If you want to buy a gun in Japan you need patience and determination. You have to attend an all-day class, take a written exam and pass a shooting-range test with a mark of at least 95 percent.
There are also mental health and drugs tests. Your criminal record is checked and police look for links to extremist groups. Then they check your relatives too - and even your work colleagues. And as well as having the power to deny gun licences, police also have sweeping powers to search and seize weapons.
That's not all. Handguns are banned outright. Only shotguns and air rifles are allowed.
The law restricts the number of gun shops. In most of Japan's 40 or so prefectures there can be no more than three, and you can only buy fresh cartridges by returning the spent cartridges you bought on your last visit.

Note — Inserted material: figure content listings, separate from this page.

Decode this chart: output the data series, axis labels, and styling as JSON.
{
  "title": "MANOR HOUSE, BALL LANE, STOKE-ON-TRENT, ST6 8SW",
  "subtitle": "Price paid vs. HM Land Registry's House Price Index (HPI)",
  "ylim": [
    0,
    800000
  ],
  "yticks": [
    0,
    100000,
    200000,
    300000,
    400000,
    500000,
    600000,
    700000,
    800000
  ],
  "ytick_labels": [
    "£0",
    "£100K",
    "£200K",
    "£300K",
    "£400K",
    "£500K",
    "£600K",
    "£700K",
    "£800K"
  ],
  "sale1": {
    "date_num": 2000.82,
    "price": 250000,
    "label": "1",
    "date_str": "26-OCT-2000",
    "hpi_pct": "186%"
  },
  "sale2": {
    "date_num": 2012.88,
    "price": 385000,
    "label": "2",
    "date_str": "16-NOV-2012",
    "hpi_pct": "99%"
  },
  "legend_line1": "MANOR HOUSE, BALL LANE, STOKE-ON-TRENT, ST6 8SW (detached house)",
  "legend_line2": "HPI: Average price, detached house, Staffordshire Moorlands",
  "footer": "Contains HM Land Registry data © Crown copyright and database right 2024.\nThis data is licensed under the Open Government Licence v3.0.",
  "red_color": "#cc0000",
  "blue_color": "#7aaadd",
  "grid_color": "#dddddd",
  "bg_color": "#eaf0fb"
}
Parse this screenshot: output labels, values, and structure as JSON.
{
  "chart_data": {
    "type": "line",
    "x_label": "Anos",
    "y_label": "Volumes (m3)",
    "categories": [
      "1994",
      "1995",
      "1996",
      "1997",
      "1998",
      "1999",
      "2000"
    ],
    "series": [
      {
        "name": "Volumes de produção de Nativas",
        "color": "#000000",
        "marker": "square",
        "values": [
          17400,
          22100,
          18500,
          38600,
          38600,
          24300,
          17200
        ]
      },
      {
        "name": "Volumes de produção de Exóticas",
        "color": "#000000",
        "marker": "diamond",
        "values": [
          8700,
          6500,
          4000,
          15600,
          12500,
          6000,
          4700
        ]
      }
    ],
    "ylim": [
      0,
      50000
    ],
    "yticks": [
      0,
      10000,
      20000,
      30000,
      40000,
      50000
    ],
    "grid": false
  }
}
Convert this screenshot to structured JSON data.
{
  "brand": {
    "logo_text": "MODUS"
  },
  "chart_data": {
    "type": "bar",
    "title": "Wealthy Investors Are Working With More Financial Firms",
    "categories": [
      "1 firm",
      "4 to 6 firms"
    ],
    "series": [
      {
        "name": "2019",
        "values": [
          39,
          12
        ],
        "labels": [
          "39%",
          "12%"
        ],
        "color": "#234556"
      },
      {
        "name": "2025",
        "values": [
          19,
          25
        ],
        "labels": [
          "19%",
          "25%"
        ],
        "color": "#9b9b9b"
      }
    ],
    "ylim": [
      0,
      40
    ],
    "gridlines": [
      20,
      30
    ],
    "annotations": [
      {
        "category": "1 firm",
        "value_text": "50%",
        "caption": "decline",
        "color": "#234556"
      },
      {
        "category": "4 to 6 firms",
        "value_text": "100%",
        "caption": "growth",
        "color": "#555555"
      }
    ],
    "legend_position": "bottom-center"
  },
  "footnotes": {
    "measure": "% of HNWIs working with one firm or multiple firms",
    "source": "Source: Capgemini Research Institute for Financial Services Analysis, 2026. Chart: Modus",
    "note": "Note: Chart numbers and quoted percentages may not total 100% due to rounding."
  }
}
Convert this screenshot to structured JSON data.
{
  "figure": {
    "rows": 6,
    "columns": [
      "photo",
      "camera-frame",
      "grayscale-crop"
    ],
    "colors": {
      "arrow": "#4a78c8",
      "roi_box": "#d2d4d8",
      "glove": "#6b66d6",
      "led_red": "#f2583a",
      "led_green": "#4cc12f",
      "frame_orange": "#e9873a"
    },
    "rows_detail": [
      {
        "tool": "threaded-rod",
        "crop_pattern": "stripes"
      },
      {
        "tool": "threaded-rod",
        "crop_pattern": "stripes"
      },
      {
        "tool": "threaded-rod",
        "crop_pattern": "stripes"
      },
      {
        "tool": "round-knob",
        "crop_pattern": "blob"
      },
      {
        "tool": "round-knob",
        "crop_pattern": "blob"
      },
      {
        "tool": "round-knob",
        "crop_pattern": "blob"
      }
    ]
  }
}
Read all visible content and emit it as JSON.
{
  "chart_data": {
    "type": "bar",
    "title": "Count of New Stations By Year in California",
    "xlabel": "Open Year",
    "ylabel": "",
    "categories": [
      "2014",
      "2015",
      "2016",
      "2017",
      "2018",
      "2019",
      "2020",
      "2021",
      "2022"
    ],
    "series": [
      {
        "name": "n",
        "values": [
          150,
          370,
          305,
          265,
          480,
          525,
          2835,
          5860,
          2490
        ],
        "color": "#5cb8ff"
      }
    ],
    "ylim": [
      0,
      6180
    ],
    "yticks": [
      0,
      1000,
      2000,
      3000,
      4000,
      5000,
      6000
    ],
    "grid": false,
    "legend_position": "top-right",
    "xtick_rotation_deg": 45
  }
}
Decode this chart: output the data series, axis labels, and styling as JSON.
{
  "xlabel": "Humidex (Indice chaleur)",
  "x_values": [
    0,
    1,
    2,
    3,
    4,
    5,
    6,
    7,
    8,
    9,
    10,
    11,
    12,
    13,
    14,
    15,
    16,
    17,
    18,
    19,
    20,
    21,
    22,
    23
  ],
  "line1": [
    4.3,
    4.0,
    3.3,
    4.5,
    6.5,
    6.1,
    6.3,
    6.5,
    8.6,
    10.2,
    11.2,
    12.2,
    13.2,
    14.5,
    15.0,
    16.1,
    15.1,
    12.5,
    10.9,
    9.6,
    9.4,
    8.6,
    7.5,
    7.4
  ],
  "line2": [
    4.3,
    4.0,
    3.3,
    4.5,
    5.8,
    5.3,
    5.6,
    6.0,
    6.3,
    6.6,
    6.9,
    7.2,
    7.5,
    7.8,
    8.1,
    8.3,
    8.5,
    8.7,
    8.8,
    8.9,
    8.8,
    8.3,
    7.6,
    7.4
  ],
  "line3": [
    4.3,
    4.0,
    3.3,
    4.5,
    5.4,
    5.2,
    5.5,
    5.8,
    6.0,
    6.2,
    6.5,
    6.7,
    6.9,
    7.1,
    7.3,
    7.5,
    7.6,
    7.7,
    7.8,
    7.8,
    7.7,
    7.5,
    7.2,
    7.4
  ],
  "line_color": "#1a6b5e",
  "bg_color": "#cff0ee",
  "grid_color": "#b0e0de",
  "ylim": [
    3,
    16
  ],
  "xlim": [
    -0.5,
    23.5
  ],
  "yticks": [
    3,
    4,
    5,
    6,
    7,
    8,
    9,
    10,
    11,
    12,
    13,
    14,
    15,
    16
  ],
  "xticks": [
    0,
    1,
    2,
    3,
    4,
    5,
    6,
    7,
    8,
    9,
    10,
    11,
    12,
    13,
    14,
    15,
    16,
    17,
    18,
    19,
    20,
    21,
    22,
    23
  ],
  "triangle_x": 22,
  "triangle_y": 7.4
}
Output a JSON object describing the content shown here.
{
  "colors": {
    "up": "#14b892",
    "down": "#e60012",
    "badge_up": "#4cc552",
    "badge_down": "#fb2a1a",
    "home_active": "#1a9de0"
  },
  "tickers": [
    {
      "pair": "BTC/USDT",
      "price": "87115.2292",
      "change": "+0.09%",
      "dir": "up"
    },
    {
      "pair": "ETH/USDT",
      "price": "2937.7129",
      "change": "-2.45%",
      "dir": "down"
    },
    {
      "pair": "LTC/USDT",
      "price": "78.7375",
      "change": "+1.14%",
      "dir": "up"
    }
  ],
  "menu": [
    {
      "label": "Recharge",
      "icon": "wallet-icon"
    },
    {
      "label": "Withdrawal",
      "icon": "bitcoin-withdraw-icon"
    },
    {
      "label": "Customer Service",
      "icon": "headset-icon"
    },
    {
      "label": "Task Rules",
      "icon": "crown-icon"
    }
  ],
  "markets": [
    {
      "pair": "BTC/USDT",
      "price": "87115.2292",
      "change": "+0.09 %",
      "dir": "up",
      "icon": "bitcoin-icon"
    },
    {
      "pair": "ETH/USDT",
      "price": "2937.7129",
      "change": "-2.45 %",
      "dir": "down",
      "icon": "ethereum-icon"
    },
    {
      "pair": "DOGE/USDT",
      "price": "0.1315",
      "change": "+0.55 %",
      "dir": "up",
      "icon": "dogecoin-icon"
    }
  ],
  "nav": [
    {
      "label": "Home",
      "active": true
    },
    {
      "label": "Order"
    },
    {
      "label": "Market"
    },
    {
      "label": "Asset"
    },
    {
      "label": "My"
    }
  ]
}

Police must be notified where the gun
and the ammunition are stored - and they must be stored separately under
lock and key. Police will also inspect guns once a year. And after
three years your licence runs out, at which point you have to attend the
course and pass the tests again.
This helps explain why mass shootings in
Japan are extremely rare. When mass killings occur, the killer most
often wields a knife.
Japanese police officers rarely use guns
and put much greater emphasis on martial arts - all are expected to
become a black belt in judo. They spend more time practising kendo
(fighting with bamboo swords) than learning how to use firearms.
"The response to violence is never
violence, it's always to de-escalate it. Only six shots were fired by
Japanese police nationwide [in 2015]," says journalist Anthony Berteaux.
"What most Japanese police will do is get huge futons and essentially
roll up a person who is being violent or drunk into a little burrito and
carry them back to the station to calm them down."